First, if you lose your passport abroad, don’t panic. The UK has a network of Embassies and Consulates around the world, plus the Foreign and Commonwealth Office (FCO), to help.
If you can access the internet (and you’re reading this article, so you probably can) then visit https://www.gov.uk/world/embassies to find the British Embassy or Consulate closest to you, and phone or email them for advice.
If you’re in any doubt, you can also contact the FCO’s Global Response Centre on +44 (0)20 7008 1500, where trained staff are available 24/7 to offer advice and point you in the right direction.
Can you get a new passport?
Yes, but it’s usually best to wait until you get home to do that unless you’re planning on being overseas for several weeks.
While it’s possible to apply for a new passport from another country, it will take longer and cost more than it would in the UK. As an example, to replace a lost adult British passport in Australia costs up to £95.70 and can take up to six weeks. Fortunately, if you need to travel more urgently, there is another option.

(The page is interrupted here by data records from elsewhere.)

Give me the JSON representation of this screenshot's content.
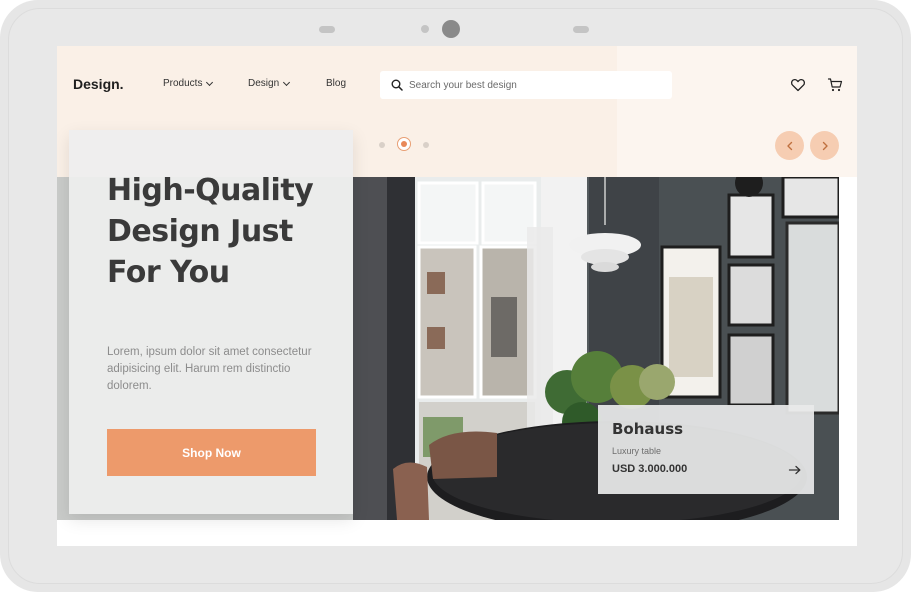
{
  "header": {
    "logo": "Design.",
    "nav": [
      {
        "label": "Products",
        "has_dropdown": true
      },
      {
        "label": "Design",
        "has_dropdown": true
      },
      {
        "label": "Blog",
        "has_dropdown": false
      }
    ],
    "search_placeholder": "Search your best design",
    "icons": [
      "heart-icon",
      "cart-icon"
    ]
  },
  "carousel": {
    "slide_count": 3,
    "active_index": 1,
    "prev_icon": "chevron-left-icon",
    "next_icon": "chevron-right-icon"
  },
  "hero": {
    "title": "High-Quality Design Just For You",
    "description": "Lorem, ipsum dolor sit amet consectetur adipisicing elit. Harum rem distinctio dolorem.",
    "cta_label": "Shop Now"
  },
  "product": {
    "name": "Bohauss",
    "subtitle": "Luxury table",
    "price": "USD 3.000.000",
    "arrow_icon": "arrow-right-icon"
  },
  "colors": {
    "accent": "#ed9a6b",
    "peach_background": "#faf0e7",
    "arrow_button": "#f6cdb2",
    "device_frame": "#e6e6e6"
  }
}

Emergency Travel Documents
An Emergency Travel Document (ETD) acts essentially as an emergency alternative to a passport. They are only issued overseas (if you’re in the UK and need to travel in an emergency then you can apply for a passport urgently from the Passport Office), and only if you meet strict conditions:
* you must be a British National
* you must be outside the UK
* you must already hold (or recently have held) a valid UK passport which has been lost, stolen, damaged, is full, has recently expired, or is with HM Passport Office or a foreign embassy
* you must not have time to apply for a new passport before you travel
* you must be able to provide proof of your travel plans and you will need to pay a fee, which varies from country to country, attend a face to face interview, and supply a passport photo which meets UK passport photo requirements.
What an ETD can (and cannot) do
Using an ETD it’s possible to travel to your final destination, through a maximum of five other countries. You can also (normally) use it to return to the country where you apply from if you live there (eg. if you’ve retired overseas).
Your travel itinerary will be printed on the ETD, so it is vital that you give accurate details when you apply. If your plans change after your ETD has been issued, you’ll have to apply for a new one.
If your final destination is the UK, border staff will keep your ETD when you arrive. Immigration officers in other countries may also do the same if it is your final destination.
An ETD is not a substitute for a passport, and you will still need to apply for a replacement for your lost passport, and pay the full fee for doing so when you return home.